Noch immer habe ich die Worte Wilhelm Brasses, dem ehemaligen Lagerfotografen von Auschwitz als Funktionshäftling im Ohr, der uns beim Gespräch in Krakau sagte, dass er uns als seine Freunde empfangen würde. Sie hatten als einziger Jahrgang die Gelegenheit, diesen eindrucksvollen Menschen zu treffen, der in den Monaten nach unserem Besuch leider verstorben ist.

Erinnern möchte ich an dieser Stelle an eine Äußerung des Auschwitz-Überlebenden und Friedensnobelpreisträgers Elie Wiesel: „Jeder, der heute einem Zeugen zuhört, der wird selbst zum Zeugen werden.“ Ich möchte Sie alle genau in diesem Sinne Elie Wiesels als Zeugen auf Ihren weiteren Lebensweg entlassen.

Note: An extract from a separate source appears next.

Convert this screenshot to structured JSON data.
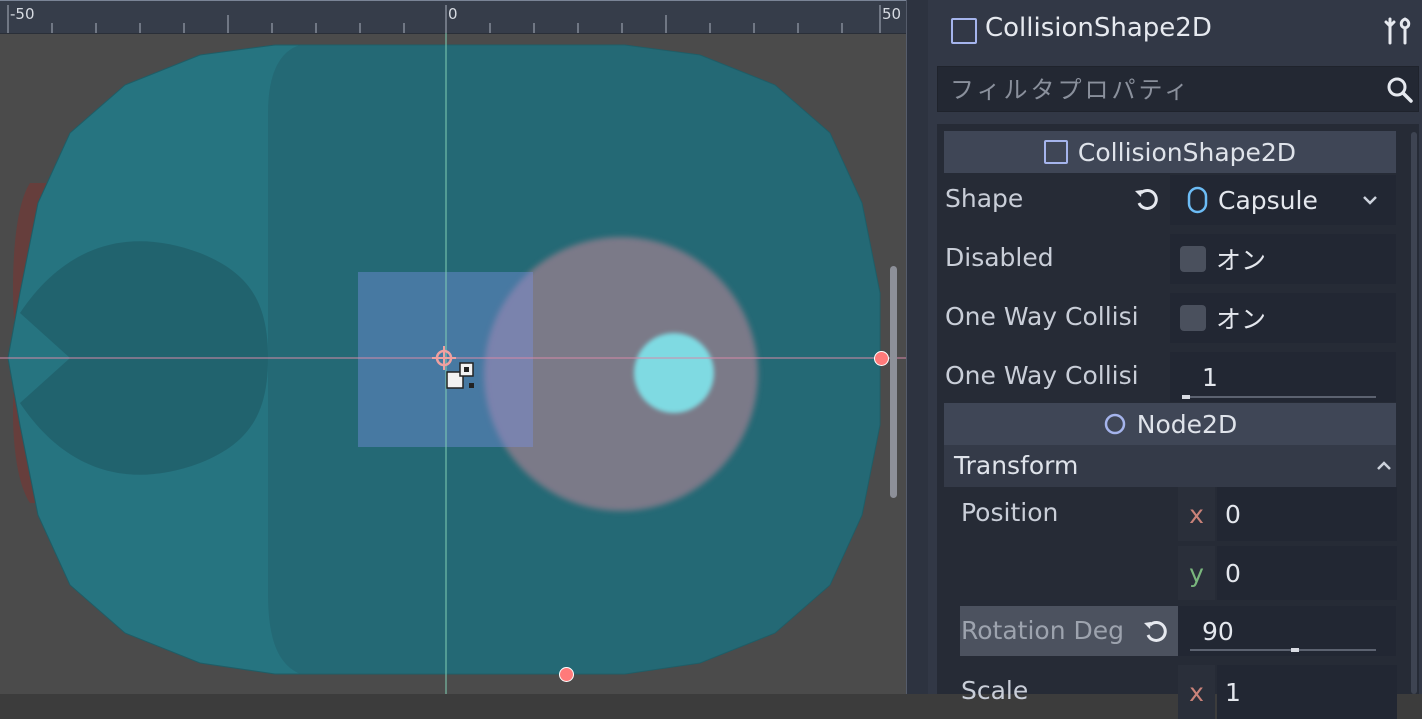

So glücklich Sie alle heute berechtigterweise sind, so wichtig ist es, dass Sie sich auf viele weitere Prüfungen und auch Niederlagen vorbereiten, die Ihnen dieser weitere Lebensweg bereithalten wird. Und auch an diesen Prüfungen, sowohl den bestandenen, als auch den nicht erfolgreich absolvierten, werden Sie stärker. Um mit Goethe zu sprechen: „Die Schwierigkeiten wachsen, je näher man dem Ziele kommt.“

So wünsche ich Ihnen auf Ihrem weiteren Weg durch das Leben die Weisheit, immer das aus den Dingen zu machen, was zu einer Vermehrung des Glücks führt.

Am heutigen Tag wollen wir aber auch an die Familien in Haltern am See denken, die sich nicht, wie Sie, über einen erfolgreichen Schulabschluss freuen können, an die Familien, die ihre Kinder vor drei Monaten auf grausame Weise verloren haben. Ereignisse dieser Art zeigen mehr als deutlich, dass bei aller Planung, die man für den eigenen Lebensweg machen kann, die große Regie des Lebens in anderen Händen liegt!

Wir sind mit der aktuellen Oberstufenband in die Feier gestartet. Die ehemalige Band „Away from Reality“ hat sich zur heutigen Feier zu Ehren ihrer beiden ehemaligen Mitglieder Sandra und Kian, die heute zur Abiturientia gehören, nochmals zusammengefunden. Hier möchte ich Sie alle auf die mit Unterstützung des Fördervereins professionell produzierte CD hinweisen, die Sie nach der Veranstaltung bei den Bandmitgliedern zum Preis von 10,00 € erwerben können. Wir bedanken uns schon jetzt bei Ihnen für Ihre Unterstützung!

Ich danke an dieser Stelle allen, die an der Vorbereitung dieser Feier und dem vorangegangenen Gottesdienst ihren Anteil hatten. Allen Helferinnen und Helfern im Hintergrund gilt mein herzlicher Dank, Ihnen allen danke ich für Ihre Aufmerksamkeit!